Si de longs développements sont consacrés aux relations économiques et commerciales entre la France et la Moldavie, certaines informations essentielles sont pourtant manquantes ou datées. L'étude d'impact n'indique ainsi aucun chiffre sur le nombre de ressortissants français résidant en Moldavie et de ressortissants moldaves en France, ni sur le nombre d'entreprises présentes dans les deux pays. Les réponses écrites au questionnaire du rapporteur et l'audition des commissaires du Gouvernement ont toutefois permis de combler ces manques.

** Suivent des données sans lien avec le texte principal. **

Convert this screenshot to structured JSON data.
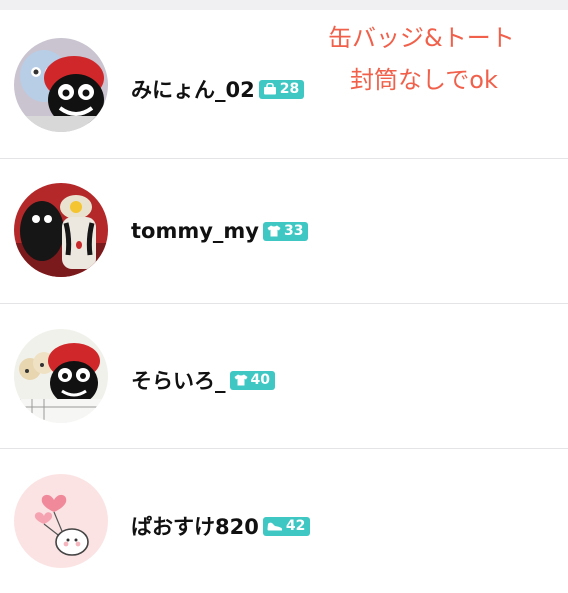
{
  "note": {
    "line1": "缶バッジ&トート",
    "line2": "封筒なしでok"
  },
  "users": [
    {
      "name": "みにょん_02",
      "count": "28",
      "badge_icon": "bag-icon"
    },
    {
      "name": "tommy_my",
      "count": "33",
      "badge_icon": "tshirt-icon"
    },
    {
      "name": "そらいろ_",
      "count": "40",
      "badge_icon": "tshirt-icon"
    },
    {
      "name": "ぱおすけ820",
      "count": "42",
      "badge_icon": "shoe-icon"
    }
  ],
  "colors": {
    "badge": "#3ec7c3",
    "note_text": "#f0604a",
    "divider": "#e4e4e6"
  }
}
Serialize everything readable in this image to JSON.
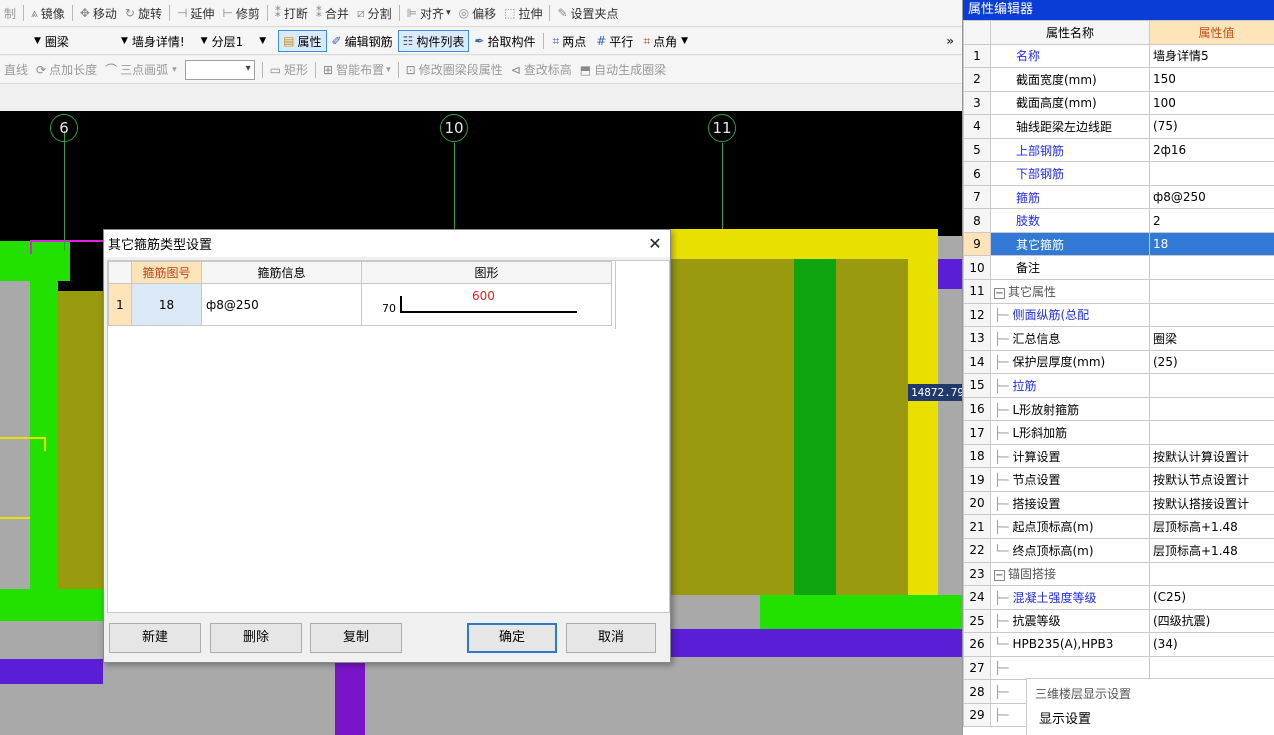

De plus, le rapporteur regrette que ce document n'opère qu'une analyse de la situation actuelle et ne se penche que brièvement sur les conséquences de l'entrée en vigueur de la convention. À titre d'exemple, s'agissant de l'impact économique et commercial de la convention, l'étude d'impact indique sobrement que « la convention permettra de renforcer les échanges économiques et les investissements entre la France et la Moldavie ».

Surtout, l'étude d'impact ne comporte aucune estimation chiffrée des conséquences de la mise en oeuvre de cette convention sur nos recettes fiscales. Malgré la complexité d'un tel exercice, la transmission de ces données au Parlement paraît indispensable à sa bonne information.

La Cour des comptes, dans un référé daté du 31 mai 2019 et relatif aux conventions fiscales internationales, avait pourtant souligné que l'expertise économique consacrée aux négociations fiscales internationales pouvait être renforcée pour conforter notre capacité de négociation et enrichir les dossiers législatifs transmis aux parlementaires. La Cour recommandait, par ailleurs, de constituer une « cellule de veille stratégique » ad hoc, associant la direction générale des finances publiques (DGFiP), la direction générale du Trésor et la Banque de France. En dépit de son utilité certaine, une telle cellule n'a pas été constituée à ce jour.

2. Une évaluation a posteriori des conventions récemment entrées en vigueur permettrait d'éclairer notre politique en matière de conventions fiscales internationales

En sus du renforcement de l'évaluation a priori de l'impact économique et fiscal des nouvelles conventions, le rapporteur reprend la recommandation de notre collègue Vincent Delahaye12(*) sur la nécessité d'envisager une évaluation a posteriori de notre réseau conventionnel.

D'une part, il apparait essentiel d'évaluer la rénovation de notre réseau conventionnel sous les effets des avancées des standards de l'OCDE. Un tel travail permettrait d'éclairer utilement notre politique en matière de convention fiscales internationales. Nous disposons à cet effet d'un recul de quatre ans depuis l'entrée en vigueur de l'instrument multilatéral de l'OCDE et d'un recul de plus d'un an depuis la décision de la France de l'appliquer à toutes les conventions fiscales de son réseau conventionnel.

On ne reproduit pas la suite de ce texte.